# Really Good Price on a Briggs 9.5 Horizontal



## Bob Driver (Nov 1, 2017)

Came across this searching for a re-power for a customer this morning and thought I would share it. Briggs 9.5 for about the same price as a Harbor Freight 6.5 Predator, but that doesn't include the shipping... Still an awesome deal!!!

https://www.sepw.com/engines/briggs-stratton/briggs-stratton-13d136-0010-f1-horizontal-shaft/


----------



## bbirder (Feb 26, 2006)

Bob, Check it again. FREE SHIPPING!


----------



## Bob Driver (Nov 1, 2017)

Well there you go.... I don't usually read the 20 pages of safety instructions in service manuals either, they had me at $119.95 for a Briggs

Don't be fooled by that "9.5".... It's 9.5 FT LBS of torque, not HP. They label the HF Predator a 6.5 HP engine, but it's 8.1 FT LBS of torque. This Briggs has a slightly longer stroke.

It's actually designed as a snowblower engine, so there might be some "rigging" issues with a throttle cable, depends on what you're re-powering.


----------



## Bob Driver (Nov 1, 2017)

OK... They've jacked the price to $139 since my original post on 4-14. Since this thing is actually designed as a snowblower engine, it has a ring gear on the flywheel to accept a starter.
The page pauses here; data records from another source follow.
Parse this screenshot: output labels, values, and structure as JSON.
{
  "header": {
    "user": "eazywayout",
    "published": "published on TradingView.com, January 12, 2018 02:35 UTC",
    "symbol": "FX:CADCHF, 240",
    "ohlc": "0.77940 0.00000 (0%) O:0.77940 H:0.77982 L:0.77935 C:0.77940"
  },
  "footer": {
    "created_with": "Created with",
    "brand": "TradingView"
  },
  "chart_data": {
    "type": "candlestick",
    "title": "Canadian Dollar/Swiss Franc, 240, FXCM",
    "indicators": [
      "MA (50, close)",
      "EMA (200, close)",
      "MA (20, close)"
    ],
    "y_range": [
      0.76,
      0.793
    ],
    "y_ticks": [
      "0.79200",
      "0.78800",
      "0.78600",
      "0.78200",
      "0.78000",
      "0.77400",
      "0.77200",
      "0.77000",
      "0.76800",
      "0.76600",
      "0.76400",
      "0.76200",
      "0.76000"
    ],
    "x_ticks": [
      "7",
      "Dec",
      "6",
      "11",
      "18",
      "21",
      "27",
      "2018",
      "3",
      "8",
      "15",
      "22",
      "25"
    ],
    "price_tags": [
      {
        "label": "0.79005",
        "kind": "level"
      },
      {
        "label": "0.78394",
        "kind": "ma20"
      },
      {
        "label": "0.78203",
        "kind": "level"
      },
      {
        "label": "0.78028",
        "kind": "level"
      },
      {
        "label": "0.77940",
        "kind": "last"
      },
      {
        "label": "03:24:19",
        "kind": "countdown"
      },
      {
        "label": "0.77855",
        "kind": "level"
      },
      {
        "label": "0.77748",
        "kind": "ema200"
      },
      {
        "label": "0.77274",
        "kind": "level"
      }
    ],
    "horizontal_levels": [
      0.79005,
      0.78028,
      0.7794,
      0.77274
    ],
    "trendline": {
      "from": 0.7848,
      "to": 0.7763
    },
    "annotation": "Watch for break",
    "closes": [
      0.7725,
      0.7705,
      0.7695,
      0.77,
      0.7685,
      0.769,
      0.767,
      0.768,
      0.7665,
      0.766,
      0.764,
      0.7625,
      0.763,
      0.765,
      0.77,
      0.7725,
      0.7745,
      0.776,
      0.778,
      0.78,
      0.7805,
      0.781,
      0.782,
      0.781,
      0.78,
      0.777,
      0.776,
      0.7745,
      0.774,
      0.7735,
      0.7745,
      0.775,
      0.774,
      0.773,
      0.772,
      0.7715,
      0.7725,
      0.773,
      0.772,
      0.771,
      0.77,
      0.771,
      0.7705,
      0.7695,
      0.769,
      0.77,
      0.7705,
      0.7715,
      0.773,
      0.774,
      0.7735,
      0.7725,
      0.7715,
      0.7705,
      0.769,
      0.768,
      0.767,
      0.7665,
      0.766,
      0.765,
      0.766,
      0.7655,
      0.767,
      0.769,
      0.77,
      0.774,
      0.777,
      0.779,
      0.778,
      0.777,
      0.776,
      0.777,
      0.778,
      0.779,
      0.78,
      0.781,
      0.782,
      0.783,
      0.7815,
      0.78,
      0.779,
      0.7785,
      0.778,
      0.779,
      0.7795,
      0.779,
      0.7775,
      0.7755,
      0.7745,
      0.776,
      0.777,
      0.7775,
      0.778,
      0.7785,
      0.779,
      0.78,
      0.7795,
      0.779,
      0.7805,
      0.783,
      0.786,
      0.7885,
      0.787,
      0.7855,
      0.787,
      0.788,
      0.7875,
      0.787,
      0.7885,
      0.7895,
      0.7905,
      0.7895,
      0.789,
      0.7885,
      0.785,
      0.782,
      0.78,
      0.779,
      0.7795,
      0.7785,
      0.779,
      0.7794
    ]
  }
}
The problem is it's the 591703 110V AC starter and they run about $160


----------



## Groo (Jan 17, 2020)

that price sounds very high for the starter. I bet you can find an alternative for much less that will work. Its not like brigs is going to make a unique starter for each engine type.


----------



## Bob Driver (Nov 1, 2017)

_*"Its not like brigs is going to make a unique starter for each engine type." *_

Yep, that's exactly what you would think, if you've never actually seen a Briggs 110V starter for a horizontal *snowblower engine*....










Note the size of the case relative to the 110v plug? They are about the length of a coffee cup, *including* the bendix drive. Note the # of teeth on the drive pinion?
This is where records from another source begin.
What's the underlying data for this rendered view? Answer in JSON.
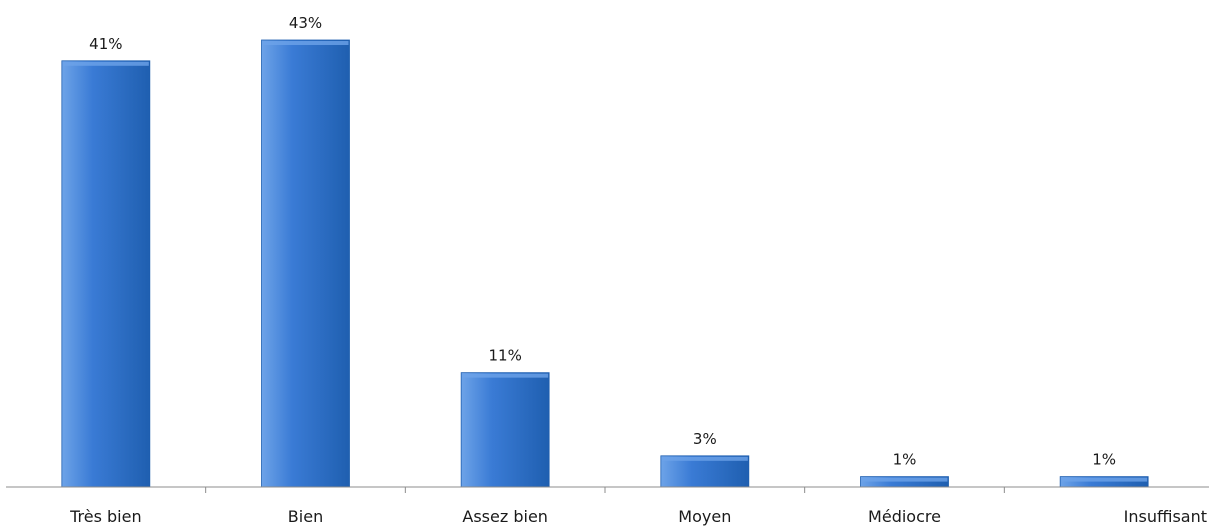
{
  "chart_data": {
    "type": "bar",
    "categories": [
      "Très bien",
      "Bien",
      "Assez bien",
      "Moyen",
      "Médiocre",
      "Insuffisant"
    ],
    "values": [
      41,
      43,
      11,
      3,
      1,
      1
    ],
    "value_labels": [
      "41%",
      "43%",
      "11%",
      "3%",
      "1%",
      "1%"
    ],
    "unit": "%",
    "title": "",
    "xlabel": "",
    "ylabel": "",
    "ylim": [
      0,
      43
    ],
    "grid": false,
    "legend": "none",
    "colors": {
      "bar_light": "#6da3e8",
      "bar_main": "#3a7bd5",
      "bar_dark": "#1f5fb0",
      "axis": "#8c8c8c"
    }
  }
}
Please share what other 205cc Briggs engine model #'s you've seen with a 12VDC starter that you think might possibly match that blower housing mount and with that number of teeth? I personally would be interested in a list of Briggs 205cc horizontal engine model #'s you've seen equipped with a ring gear? Here's a PDF starter quick reference for Briggs engines built after 1976 to help you start with your research. Might want to note that none of them start with "5"
http://www.smallenginesuppliers.com/html/engine-specs/briggs/Starter_Quick_Reference_Guide.pdf

As far as price goes, here are some links. Let me know if you find it cheaper, or even if somebody feels there is a enough market volume to actually make it in an after market unit... _"Its not like brigs is going to make a unique starter for each engine type." _

https://www.gensysparts.com/starters-elec-recoil/briggs-stratton-motor-starter-801410/

https://www.briggsstrattonstore.com/briggs-stratton-part-591703/

https://www.partstree.com/parts/simplicity-591703/


----------